Define-by-run quantization

Note: this code is an early prototype and the API may change at any time.

Define-by-run quantization is a prototype of automated quantization syntax transforms for PyTorch Eager mode. High level algorithm:

take a user model and an example input
trace the model with example input and record the subgraphs of seen quantizeable ops
define quantization syntax transforms over the seen subgraphs
during execution of user code, dynamically call into the subgraphs from (3) when necessary

User API overview

from torch.ao.quantization._quantize_dbr import prepare, convert

m = M(...)
mp = prepare(m, example_input)
# calibration (not shown)
mq = convert(mp)

Framework concepts overview

The framework is defined with two major concepts:

Each non-leaf module has a child of type AutoQuantizationState, stored under the _auto_quant_state attribute name. This child contains the quantization related state such as captured subgraphs and observers.
During program execution, the framework overrides each module and quantizeable op to call hooks on the objects defined in (1), to implement the quantization syntax transforms.

For example, imagine a user module such as this one:

class Child(torch.nn.Module):
    def forward(self, x):
        return x + x

class Parent(torch.nn.Module):
    def __init__(self):
        super().__init__()
        self.conv = torch.nn.Conv2d(1, 1, 1)
        self.child = Child()

    def forward(self, x):
        x = self.conv(x)
        x = self.child(x)
        return x

m = Parent().eval()

After model creation, the model hierarchy looks like

m (Parent)
|- conv (torch.nn.Conv2d)
|- child (Child)

After adding auto-observe, the model hierarchy looks like

m (Parent)
|- conv (torch.nn.Conv2d)
|- _auto_quant_state (AutoQuantizationState)
|- child (Child)
   |- _auto_quant_state (AutoQuantizationState)

Each AutoQuantizationState instance stores (a) subgraphs of seen quantizeable ops and (b) observers. Here is an example (in pseudocode, actual variable names many change):

AutoQuantizationState(
  (seen_op_infos): {
    0: (type): <built-in method add of type object at 0x112a7fe50>
       (input_tensor_infos): [
         QTensorInfo(id=0, inf_dtype=torch.float32),
         QTensorInfo(id=1, inf_dtype=torch.float32),
       ],
       (output_tensor_infos): [
         QTensorInfo(id=2, inf_dtype=torch.quint8),
       ],
  }
  (tensor_id_to_observer): ModuleDict(
    (0): MinMaxObserver(...),
    ...
  )
)

During program execution, the following overrides will be called, in order:

m.call override start
m.conv.call override start, end
m.child.call override start
m.child::add.torch_function override start, end
m.child.call override end
m.call override end

There are three flavors of hooks:

op hooks. These are called from the parent module on individual ops, and used to implement quantization of op subgraphs.
module I/O hooks. These are called from the parent module on child modules only, and used to enforce dtype of module outputs, if needed. For example, if the model needs to output a fp32 tensor and the last op is int8, the conversion to fp32 will happen in this hook (and not in the op hook).
arg dequant hooks. These are called when the current op requires torch.float tensors. Any non-quantizeable op will go through these, and have any quantized tensor arguments dequantized.

Code overview

auto_trace.py

This file contains the logic for partial program capture. We override __torch_function__ and torch.nn.Module.__call__ to define the interception points. During tracing, calibration and inference, we dynamically execute quantization transforms from these interception points. The following pseudocode illustrates how both add_auto_observation and add_auto_convert call into quantization hooks:

# override of `__torch_function__`
def __torch_function__(cls, func, types, args, kwargs):
    ...

    # the framework provides `cur_module` of the current function
    # `quant_state` is the quantization state of the current module
    quant_state = cur_module._auto_quant_state

    # only some ops are quantizeable, the following line allows us to terminate
    # early for unquantizeable ones
    hook_type = get_torch_function_hook_type(parent_module, func)

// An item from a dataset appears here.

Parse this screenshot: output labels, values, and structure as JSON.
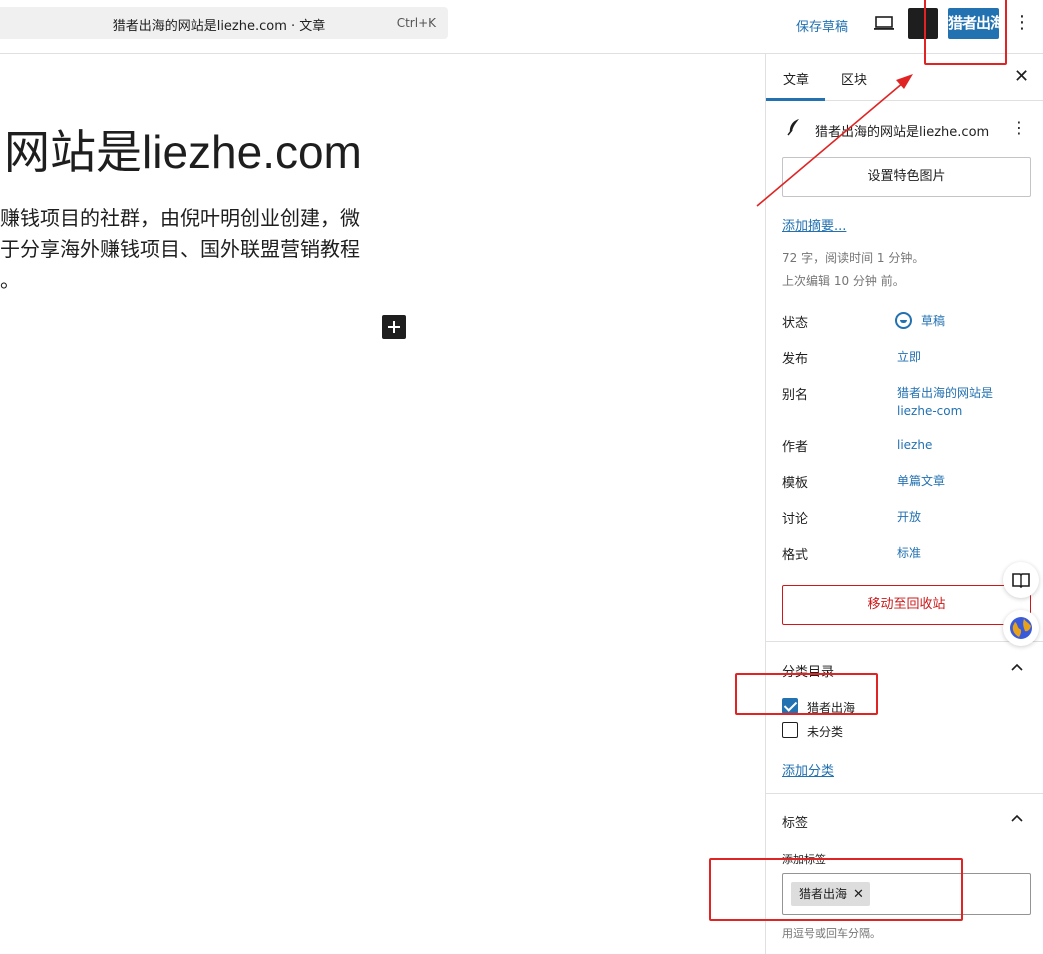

    if hook_type is HookType.OP_HOOKS:

        # this line will throw an exception if control flow over quantizeable ops
        # is detected
        qstate.validate_cur_op(func)

        # "before" hook
        args, kwargs = qstate.op_prepare_before_hook(func, args, kwargs, ...)

        # run original function
        output = super().__torch_function__(func, types, args, kwargs)

        # "after" hook
        output = qstate.op_prepare_after_hook(func, output, args, kwargs, ...)

    else:
        output = super().__torch_function(func, types, args, kwargs)

    ...

    return output

# override of `torch.nn.Module.__call__`
def record_module(self, *args, **kwargs):
    # the framework keeps track of parent module of the current module
    parent_module = get_parent_module(...)
    parent_qstate = parent_module._auto_quant_state
    cur_module = self
    cur_qstate = self._auto_quant_state


    # the framework calculates when the current module needs op_hooks, io hooks
    # or arg_dequants
    hook_type = get_module_hook_type(parent_module, func)

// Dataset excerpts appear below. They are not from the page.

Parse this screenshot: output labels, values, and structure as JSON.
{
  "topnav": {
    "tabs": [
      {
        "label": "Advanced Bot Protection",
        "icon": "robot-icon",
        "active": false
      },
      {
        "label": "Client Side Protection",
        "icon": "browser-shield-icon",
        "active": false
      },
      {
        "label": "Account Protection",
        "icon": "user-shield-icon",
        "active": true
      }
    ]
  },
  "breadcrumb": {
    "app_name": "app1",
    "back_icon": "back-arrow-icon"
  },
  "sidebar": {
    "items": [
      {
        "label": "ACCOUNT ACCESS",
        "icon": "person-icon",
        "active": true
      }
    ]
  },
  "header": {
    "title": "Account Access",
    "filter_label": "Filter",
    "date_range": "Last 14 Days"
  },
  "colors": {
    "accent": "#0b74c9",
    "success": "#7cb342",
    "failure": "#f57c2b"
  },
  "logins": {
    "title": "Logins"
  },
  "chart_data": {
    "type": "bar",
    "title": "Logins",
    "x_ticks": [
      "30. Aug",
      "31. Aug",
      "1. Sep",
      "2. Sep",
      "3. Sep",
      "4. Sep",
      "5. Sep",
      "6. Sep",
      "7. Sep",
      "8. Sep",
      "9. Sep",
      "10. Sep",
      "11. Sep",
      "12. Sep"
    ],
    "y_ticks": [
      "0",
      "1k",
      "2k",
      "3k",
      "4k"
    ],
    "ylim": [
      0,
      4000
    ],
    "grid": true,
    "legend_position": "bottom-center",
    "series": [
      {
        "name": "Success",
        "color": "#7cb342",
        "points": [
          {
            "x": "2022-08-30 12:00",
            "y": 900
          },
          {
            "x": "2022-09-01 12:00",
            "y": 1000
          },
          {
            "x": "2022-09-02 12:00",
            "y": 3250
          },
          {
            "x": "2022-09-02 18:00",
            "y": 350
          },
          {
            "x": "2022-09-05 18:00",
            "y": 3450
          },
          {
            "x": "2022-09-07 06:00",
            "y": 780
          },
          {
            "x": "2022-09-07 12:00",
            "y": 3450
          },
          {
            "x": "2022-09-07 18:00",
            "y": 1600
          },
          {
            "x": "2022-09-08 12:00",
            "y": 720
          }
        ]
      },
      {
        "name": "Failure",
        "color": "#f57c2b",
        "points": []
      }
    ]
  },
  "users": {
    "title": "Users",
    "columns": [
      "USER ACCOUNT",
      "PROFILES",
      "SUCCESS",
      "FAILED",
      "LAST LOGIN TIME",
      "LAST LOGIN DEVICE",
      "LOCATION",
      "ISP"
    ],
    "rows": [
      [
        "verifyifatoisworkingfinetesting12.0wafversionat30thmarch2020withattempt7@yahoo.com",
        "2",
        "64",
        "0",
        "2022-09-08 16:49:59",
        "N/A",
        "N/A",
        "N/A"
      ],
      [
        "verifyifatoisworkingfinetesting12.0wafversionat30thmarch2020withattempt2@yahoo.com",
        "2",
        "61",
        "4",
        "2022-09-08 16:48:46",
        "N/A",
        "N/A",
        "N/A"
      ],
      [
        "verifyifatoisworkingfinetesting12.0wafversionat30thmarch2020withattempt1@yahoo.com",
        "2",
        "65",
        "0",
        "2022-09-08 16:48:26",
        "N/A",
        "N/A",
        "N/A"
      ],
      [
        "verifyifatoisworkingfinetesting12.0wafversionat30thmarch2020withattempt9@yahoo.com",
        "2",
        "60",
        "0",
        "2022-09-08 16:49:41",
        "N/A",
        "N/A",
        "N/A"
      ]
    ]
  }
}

    if hook_type is HookType.OP_HOOKS:
        # call before, during and after hooks on parent_qstate with the current op
        # execute original forward
        ...

    elif hook_type is HookType.MODULE_IO_HOOKS:
        # execute original forward
        # call hook on outputs of module for dtype transitions
        ...

    elif hook_type is HookType.ARG_DEQUANTS:
        # dequantize incoming arguments, if they are quantized
        # execute original forward
        ...

    else:
        # execute original forward

    ...

    return output

In detail:

calibration

This happens in the add_auto_observation function.

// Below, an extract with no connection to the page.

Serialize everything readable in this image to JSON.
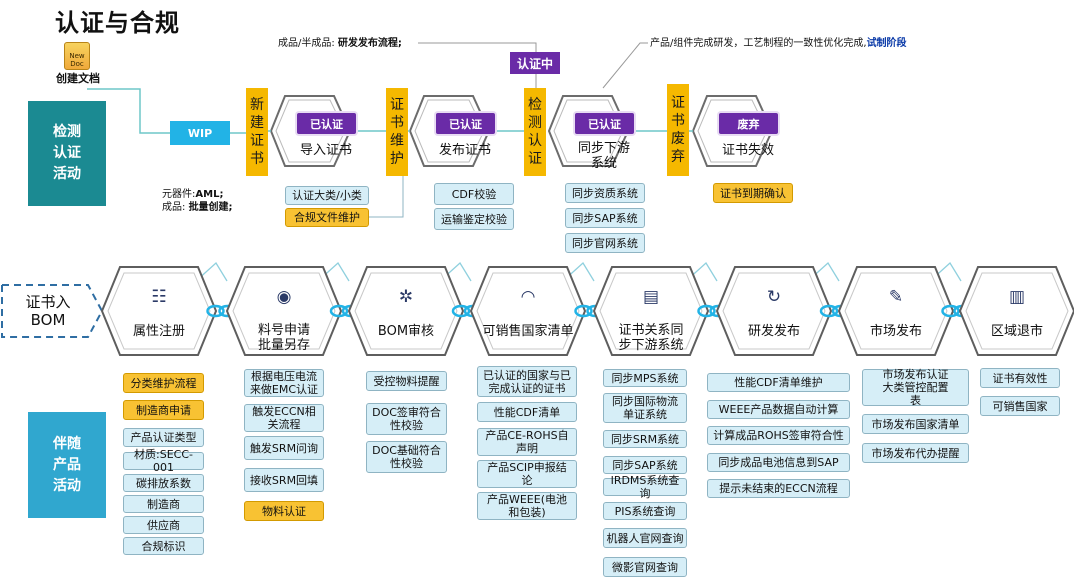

For each non-leaf module in the model, we create a new AutoQuantizationState module and attach it as a child. This contains the quantization state (subgraphs and observers).
For each __torch_function__ and torch.nn.Module.__call__ override, call quantization hooks if necessary. If first_call is true, this captures the subgraphs. Otherwise, this performs observation.

inference

This happens in the add_auto_convert function.

For each __torch_function__ and torch.nn.Module.__call__ override, call quantization hooks if necessary. This performs the quantization inference syntax transforms.

quantization_state.py

This file defines AutoQuantizationState. This is an object which stores quantization state for its parent module. It contains the following state:

all captured quantization op subgraphs
all dynamically created observers and fake_quants

It also contains the following hooks:

module before and after hooks (used for dtype transitions)
function before and after hooks (used for dtype transitions and observation)
function replacement hooks (used for substiting quantized kernels)

auto_trace_rewriter.py

This file defines a custom FX tracer which can encode the transforms captured by AutoQuantizationState into an FX graph. This is useful because it provides a path to torch.jit.script.

TODO(future PR): write up more.

fusion.py

This file has a function which finds all potential module fusions of a model. This is implemented by tracing the model with the machinery in auto_trace.py, and traversing the found subgraphs to look for fusions. A list of module fqns to fuse is returned, which can then be plugged in to the Eager mode fusion APIs.

mappings.py

This file defines the quantization mappings (which fp32 ops are related to which int8 ops, which ops are quantizeable, etc.

TODO(future PR): delete this file and use existing mappings instead.

utils.py

This file contains various stateless utilities.